More French firms are buying cyber risk insurance covers in 2018, in part because board members are worried they will face blame after an attack
More and more French companies are buying cyber risk insurance covers in 2018, because of several contributory factors.
Among these is the fear among board members that they face the sack for seeming ineffective or culpable in the wake of a major cyber-attack, according to Laure Zicry (pictured), Willis Towers Watson’s head of cyber for Western Europe.
Alongside this fear, a growing number of firms have suffered first-hand experience of cyber-attacks, or else fear the EU’s incoming General Data Protection Regulation (GDPR), enforceable from 25 May 2018.

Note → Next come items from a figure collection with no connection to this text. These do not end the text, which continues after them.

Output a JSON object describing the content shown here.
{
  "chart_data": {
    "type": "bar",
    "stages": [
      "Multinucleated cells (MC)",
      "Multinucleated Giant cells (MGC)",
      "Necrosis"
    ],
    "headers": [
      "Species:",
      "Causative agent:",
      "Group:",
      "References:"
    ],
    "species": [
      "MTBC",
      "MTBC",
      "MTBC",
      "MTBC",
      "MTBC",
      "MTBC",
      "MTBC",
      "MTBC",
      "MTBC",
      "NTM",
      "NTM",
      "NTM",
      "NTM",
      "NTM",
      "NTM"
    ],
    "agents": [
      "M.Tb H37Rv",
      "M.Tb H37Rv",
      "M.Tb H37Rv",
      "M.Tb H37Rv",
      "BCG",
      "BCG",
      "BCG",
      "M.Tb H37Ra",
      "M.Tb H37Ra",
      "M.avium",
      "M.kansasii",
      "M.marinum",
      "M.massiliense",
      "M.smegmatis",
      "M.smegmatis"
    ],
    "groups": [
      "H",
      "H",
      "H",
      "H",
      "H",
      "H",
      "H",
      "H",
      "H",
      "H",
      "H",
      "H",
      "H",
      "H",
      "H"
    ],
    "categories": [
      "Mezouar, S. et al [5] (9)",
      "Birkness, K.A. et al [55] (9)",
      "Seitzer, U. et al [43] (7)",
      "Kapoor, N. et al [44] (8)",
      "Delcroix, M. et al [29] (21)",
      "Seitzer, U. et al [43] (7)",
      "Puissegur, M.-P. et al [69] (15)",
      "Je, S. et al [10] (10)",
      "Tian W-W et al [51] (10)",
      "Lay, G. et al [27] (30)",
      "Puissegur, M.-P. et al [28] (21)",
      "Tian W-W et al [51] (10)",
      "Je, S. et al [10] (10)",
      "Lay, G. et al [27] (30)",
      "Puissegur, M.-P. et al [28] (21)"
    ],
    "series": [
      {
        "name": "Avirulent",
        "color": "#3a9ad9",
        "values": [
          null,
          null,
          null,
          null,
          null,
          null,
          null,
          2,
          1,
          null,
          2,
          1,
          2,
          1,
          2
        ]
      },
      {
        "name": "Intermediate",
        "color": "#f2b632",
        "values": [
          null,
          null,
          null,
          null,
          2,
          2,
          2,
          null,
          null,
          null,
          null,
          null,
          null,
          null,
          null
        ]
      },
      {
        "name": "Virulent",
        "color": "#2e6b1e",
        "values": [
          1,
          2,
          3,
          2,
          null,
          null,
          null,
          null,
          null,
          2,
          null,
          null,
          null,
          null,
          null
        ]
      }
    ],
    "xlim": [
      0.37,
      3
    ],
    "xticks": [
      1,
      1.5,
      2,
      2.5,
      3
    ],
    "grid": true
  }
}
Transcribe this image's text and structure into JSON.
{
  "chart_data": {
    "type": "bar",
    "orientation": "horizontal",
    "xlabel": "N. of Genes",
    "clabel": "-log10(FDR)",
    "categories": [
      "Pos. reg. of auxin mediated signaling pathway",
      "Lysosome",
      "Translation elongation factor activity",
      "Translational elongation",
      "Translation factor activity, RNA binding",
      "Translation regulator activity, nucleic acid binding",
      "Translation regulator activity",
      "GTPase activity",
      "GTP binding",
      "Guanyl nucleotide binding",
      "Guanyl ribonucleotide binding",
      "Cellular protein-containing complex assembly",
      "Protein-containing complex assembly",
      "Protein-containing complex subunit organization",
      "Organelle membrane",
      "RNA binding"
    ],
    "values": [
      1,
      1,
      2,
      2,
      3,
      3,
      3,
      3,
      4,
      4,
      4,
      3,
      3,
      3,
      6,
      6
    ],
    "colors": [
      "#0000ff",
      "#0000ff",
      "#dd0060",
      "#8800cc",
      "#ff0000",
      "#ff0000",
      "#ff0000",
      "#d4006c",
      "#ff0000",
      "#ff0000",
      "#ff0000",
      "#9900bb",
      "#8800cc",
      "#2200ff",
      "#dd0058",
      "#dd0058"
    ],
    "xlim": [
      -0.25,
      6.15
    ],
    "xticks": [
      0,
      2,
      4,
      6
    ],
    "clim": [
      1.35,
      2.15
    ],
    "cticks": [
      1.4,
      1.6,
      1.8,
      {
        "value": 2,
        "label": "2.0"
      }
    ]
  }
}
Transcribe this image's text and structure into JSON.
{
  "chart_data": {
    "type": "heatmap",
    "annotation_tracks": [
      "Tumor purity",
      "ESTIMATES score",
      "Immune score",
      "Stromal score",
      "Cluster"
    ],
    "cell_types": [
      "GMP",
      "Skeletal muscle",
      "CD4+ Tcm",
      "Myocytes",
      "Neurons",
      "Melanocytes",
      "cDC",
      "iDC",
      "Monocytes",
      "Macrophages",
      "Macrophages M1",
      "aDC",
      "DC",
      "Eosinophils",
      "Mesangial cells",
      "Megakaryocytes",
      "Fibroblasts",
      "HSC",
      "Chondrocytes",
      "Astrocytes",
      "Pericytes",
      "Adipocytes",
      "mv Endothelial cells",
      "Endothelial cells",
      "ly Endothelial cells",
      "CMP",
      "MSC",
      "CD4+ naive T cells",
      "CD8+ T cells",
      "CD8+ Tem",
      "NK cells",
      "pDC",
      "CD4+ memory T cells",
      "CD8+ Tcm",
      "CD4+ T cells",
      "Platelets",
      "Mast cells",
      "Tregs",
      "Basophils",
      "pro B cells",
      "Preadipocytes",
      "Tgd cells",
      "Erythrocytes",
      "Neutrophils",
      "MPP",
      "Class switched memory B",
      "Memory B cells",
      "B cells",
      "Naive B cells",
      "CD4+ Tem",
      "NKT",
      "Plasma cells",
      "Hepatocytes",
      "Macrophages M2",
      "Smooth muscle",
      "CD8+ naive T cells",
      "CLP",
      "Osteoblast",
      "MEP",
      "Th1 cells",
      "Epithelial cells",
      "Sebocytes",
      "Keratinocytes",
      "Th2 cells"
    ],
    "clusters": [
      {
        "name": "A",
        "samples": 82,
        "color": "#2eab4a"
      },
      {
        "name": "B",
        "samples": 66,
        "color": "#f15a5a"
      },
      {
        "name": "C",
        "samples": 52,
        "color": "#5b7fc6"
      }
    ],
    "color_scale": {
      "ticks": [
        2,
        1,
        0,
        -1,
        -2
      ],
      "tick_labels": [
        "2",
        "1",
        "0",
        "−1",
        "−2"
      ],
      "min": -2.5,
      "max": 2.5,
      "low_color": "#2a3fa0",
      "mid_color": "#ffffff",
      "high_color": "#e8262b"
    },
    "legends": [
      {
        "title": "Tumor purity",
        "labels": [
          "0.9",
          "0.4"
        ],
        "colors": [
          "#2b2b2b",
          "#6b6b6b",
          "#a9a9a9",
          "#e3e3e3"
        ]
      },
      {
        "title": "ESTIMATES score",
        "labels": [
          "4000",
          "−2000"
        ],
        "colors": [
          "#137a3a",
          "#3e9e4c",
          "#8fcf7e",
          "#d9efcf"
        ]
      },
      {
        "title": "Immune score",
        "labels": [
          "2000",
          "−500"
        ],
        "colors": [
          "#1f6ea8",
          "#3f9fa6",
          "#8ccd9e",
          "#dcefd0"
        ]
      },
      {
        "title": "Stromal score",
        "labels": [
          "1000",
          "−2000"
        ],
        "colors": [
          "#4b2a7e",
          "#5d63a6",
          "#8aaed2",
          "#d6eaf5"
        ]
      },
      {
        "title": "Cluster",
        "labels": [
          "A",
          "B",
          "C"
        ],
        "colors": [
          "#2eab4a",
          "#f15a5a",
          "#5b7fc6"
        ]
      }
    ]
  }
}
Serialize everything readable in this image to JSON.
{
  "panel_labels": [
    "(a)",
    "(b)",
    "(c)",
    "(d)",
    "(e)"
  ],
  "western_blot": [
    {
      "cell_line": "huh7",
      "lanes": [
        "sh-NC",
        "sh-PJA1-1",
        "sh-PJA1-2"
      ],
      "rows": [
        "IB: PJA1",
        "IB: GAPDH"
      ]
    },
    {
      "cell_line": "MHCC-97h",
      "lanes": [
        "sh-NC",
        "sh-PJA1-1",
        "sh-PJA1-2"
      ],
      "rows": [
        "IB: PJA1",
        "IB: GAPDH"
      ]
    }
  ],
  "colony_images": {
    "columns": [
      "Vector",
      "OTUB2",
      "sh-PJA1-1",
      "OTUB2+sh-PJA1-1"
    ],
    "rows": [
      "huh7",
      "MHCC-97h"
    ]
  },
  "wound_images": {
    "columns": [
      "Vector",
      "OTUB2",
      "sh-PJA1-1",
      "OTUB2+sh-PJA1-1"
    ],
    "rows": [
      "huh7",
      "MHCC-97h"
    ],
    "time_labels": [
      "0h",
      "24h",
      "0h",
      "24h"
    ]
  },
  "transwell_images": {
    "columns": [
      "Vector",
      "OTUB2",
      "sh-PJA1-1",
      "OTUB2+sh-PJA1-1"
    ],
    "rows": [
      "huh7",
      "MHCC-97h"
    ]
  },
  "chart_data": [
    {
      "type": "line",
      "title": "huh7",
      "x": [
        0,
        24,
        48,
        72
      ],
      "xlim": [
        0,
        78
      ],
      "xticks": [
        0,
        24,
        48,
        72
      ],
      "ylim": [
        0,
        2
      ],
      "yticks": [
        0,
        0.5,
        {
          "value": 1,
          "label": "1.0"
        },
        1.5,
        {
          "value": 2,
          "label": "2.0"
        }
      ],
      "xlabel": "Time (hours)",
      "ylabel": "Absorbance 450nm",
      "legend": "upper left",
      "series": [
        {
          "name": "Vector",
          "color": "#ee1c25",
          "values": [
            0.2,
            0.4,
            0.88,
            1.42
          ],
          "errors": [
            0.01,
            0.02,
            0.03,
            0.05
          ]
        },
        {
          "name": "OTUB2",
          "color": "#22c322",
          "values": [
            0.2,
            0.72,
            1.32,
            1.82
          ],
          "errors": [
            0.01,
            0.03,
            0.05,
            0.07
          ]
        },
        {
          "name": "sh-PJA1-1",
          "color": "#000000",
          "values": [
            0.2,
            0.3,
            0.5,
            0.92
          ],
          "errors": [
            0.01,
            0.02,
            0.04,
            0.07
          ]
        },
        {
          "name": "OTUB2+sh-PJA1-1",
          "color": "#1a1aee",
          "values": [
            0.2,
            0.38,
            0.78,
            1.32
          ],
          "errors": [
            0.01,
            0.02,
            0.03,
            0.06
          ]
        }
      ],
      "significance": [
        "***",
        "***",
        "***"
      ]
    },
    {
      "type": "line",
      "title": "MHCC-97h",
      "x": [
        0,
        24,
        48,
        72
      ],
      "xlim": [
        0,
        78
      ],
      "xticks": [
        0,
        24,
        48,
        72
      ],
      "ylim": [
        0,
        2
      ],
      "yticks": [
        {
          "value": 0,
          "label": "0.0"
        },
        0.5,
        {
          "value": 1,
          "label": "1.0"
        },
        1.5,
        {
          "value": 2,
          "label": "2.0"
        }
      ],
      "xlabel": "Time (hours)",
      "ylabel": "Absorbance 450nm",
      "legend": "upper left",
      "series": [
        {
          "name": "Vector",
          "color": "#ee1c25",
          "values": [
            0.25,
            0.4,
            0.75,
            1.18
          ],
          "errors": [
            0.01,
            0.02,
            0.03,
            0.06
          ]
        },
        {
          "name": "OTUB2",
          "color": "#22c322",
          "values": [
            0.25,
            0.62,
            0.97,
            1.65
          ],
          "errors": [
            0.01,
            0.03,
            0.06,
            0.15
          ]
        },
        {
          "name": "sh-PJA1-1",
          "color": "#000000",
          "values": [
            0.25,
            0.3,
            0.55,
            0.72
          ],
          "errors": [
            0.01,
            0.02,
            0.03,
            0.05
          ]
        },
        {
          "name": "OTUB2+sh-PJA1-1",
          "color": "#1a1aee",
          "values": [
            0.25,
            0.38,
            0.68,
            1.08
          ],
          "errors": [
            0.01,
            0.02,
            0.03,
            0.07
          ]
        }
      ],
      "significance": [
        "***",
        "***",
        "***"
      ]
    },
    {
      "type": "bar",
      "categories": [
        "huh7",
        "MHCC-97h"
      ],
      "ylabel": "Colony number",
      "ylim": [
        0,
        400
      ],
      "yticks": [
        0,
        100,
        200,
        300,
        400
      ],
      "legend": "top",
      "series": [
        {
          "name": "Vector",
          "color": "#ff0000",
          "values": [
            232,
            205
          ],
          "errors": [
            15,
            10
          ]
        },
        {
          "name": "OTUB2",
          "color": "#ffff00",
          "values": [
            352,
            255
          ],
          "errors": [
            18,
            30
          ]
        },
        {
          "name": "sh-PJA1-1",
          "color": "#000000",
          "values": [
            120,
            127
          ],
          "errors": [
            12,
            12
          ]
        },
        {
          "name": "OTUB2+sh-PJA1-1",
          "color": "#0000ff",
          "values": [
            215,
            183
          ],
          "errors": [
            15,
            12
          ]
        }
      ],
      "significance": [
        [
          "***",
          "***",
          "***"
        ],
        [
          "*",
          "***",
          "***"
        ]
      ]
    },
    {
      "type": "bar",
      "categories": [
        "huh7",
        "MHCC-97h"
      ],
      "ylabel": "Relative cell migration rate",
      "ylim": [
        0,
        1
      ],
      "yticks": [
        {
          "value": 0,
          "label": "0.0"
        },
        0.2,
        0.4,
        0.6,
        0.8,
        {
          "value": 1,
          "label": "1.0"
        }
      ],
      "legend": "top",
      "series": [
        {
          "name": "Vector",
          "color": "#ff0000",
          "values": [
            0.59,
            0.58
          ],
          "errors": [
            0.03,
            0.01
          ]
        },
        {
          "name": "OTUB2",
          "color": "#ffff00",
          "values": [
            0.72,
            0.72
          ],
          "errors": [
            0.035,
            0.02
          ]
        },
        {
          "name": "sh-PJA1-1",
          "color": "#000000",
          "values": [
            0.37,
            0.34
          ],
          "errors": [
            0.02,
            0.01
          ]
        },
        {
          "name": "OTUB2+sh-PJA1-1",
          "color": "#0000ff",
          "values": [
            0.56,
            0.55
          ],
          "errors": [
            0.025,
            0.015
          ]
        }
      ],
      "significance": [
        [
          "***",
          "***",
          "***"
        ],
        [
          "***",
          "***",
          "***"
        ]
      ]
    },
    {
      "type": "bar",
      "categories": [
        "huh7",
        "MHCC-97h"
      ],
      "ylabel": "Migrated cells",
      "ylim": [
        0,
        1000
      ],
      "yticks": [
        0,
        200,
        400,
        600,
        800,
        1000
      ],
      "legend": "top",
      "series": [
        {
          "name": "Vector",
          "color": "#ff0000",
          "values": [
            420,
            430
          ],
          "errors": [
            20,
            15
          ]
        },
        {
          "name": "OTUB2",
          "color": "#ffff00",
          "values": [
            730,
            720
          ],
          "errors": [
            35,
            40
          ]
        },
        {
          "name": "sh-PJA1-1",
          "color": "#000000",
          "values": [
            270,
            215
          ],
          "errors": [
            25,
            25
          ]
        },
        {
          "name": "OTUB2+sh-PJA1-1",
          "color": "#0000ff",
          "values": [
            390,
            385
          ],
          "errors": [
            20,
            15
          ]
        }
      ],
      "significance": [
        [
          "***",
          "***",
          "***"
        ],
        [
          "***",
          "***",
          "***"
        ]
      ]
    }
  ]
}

“In France, most of the companies are buying cyber insurance, either because they have suffered a claim, either because they know GDPR is coming, or, increasingly, because of questions being asked by company board directors,” Zicry told StrategicRISK.
Attacks in 2017 have brought the risk home to some board directors, who may have previously shut themselves away from cyber risk, leaving it to their IT departments, without troubling to ask the Chief Information Security Officer whether there is a plan or protection in place.
They are also increasingly waking up to GDPR.
“Some board directors have observed that they can be sued, or lose their jobs, after a damaging cyber-attack. We saw that in 2017 with the Equifax’s cyber-attack. Some companies remain unaware of the liabilities, but I would say that is now a relatively small percentage,” she added.
2017 was a year of cyber extortion – particularly the WannaCry. Not/Petya virus also did huge losses.
Companies such as the shipping firm Maersk had to replace computers across their enterprise, globally, and temporarily rely on manual processes not used in years.
“Companies lost a lot of money in the recent Not/Petya attack, and as a result, clients now understand the insurance coverages better.
Ransomware can have a lot of costs and can have huge impact on the assets of the company. These types of attacks are one of the biggest,” said Zicry.
A common question about cyber insurance is whether companies rely on existing policies, updating them to cover such risks, or buy standalone covers – which typically include consulting and crisis management services.
Zicry said: “We make gap analyses on their existing policies. We sometimes suggest to the client that they can be insured on their traditional policies but most of the time we suggest that they buy a standalone cyber policy.”
She is also working on a project to map out the cyber exclusions in place across Western Europe. Willis Towers Watson has also launched its “in house” Cyber wording. “It has been launched in France, and we’re now working on implementing it for all Western European languages,” Zicry added.